Quali le responsabilità?

La responsabilità politica non la si può che assegnare al Governo, che a prescindere dalle reali competenze affidò la “pratica” a dei plenipotenziari guidati da un alto dirigente del Ministero dell’Industria, tale Eugenio Carbone, ma anche di Camera e Senato che votarono l’adezione preliminare e poi ratificarono il Trattato di Osimo, un anno e mezzo dopo la firma.
Ma vi è di più, una responsabilità morale la si può più o meno direttamente affidare anche ai Deputati e Senatori, consiglieri regionali che decisero di astenersi e non votare contro l’approvazione del trattato, ricordiamo il Senatore Paolo Barbi (che poi andò all’Europarlamento) ed il Deputato Giacomo Bologna, i consiglieri comunali Pietro Ponis e Bruna Piemonte Sauli, oltre che al Consigliere Regionale Mario Del Conte (tutti questi rappresentavano una delle associazioni degli esuli, l’ANVGD).
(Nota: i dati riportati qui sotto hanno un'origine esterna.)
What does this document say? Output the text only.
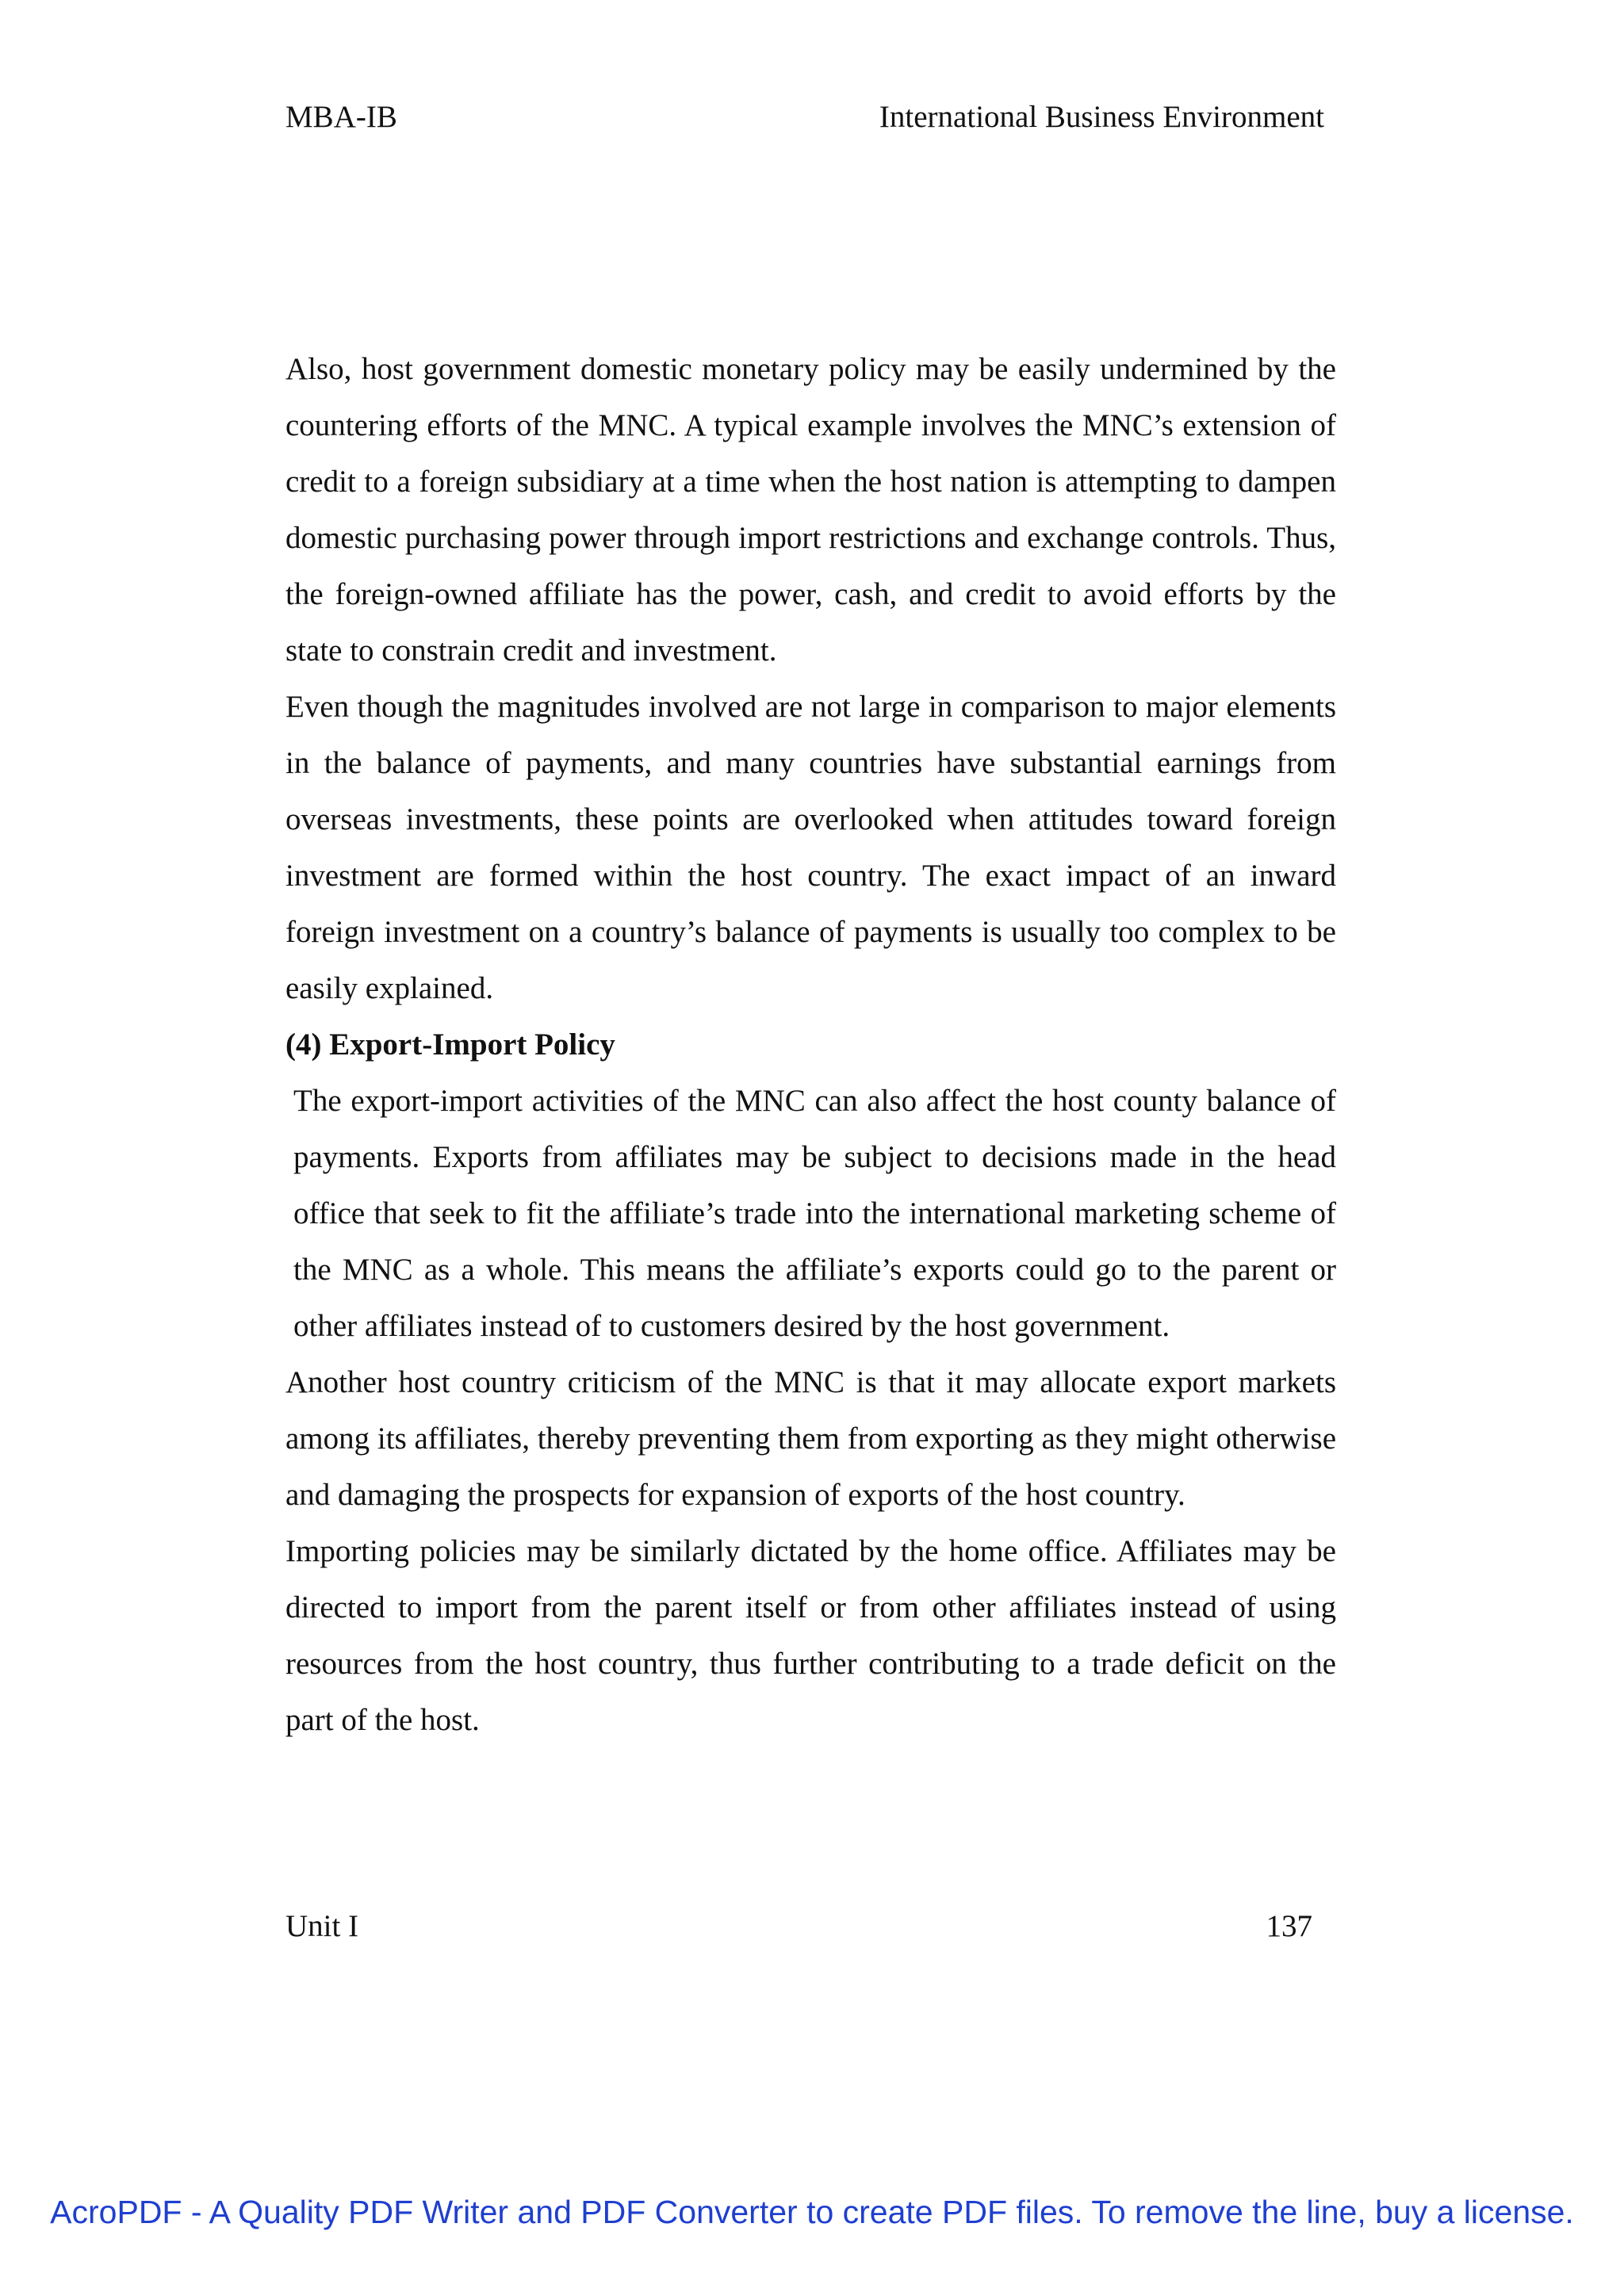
MBA-IB	International Business Environment

Also, host government domestic monetary policy may be easily undermined by the countering efforts of the MNC. A typical example involves the MNC’s extension of credit to a foreign subsidiary at a time when the host nation is attempting to dampen domestic purchasing power through import restrictions and exchange controls. Thus, the foreign-owned affiliate has the power, cash, and credit to avoid efforts by the state to constrain credit and investment.

Even though the magnitudes involved are not large in comparison to major elements in the balance of payments, and many countries have substantial earnings from overseas investments, these points are overlooked when attitudes toward foreign investment are formed within the host country. The exact impact of an inward foreign investment on a country’s balance of payments is usually too complex to be easily explained.

(4) Export-Import Policy

The export-import activities of the MNC can also affect the host county balance of payments. Exports from affiliates may be subject to decisions made in the head office that seek to fit the affiliate’s trade into the international marketing scheme of the MNC as a whole. This means the affiliate’s exports could go to the parent or other affiliates instead of to customers desired by the host government.

Another host country criticism of the MNC is that it may allocate export markets among its affiliates, thereby preventing them from exporting as they might otherwise and damaging the prospects for expansion of exports of the host country.

Importing policies may be similarly dictated by the home office. Affiliates may be directed to import from the parent itself or from other affiliates instead of using resources from the host country, thus further contributing to a trade deficit on the part of the host.

Unit I	137
AcroPDF - A Quality PDF Writer and PDF Converter to create PDF files. To remove the line, buy a license.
Politicamente l’astensione avrà premiato essendo vista come giuramento di fedeltà a qualche corrente D, ma moralmente può essere vista come un tradimento alla propria terra.
Anche se eravamo nel 1975 e l’Italia non doveva più sottostare al “diktat”, economicamente e politicamente era ancora subordinata agli interessi delle Potenze Occidentali e per gli Stati Uniti la Jugoslavia continuava ad essere un “opinabile bastione anti-sovietico”. Tutto questo non teneva conto che la Repubblica Federale Jugoslava era tenuta in piedi solo dal carisma personale di Tito, ma che l’età avanzava e che se si fosse stati lungimiranti si sarebbe potuto riaprire la questione adriatica a tutto vantaggio per l’Italia.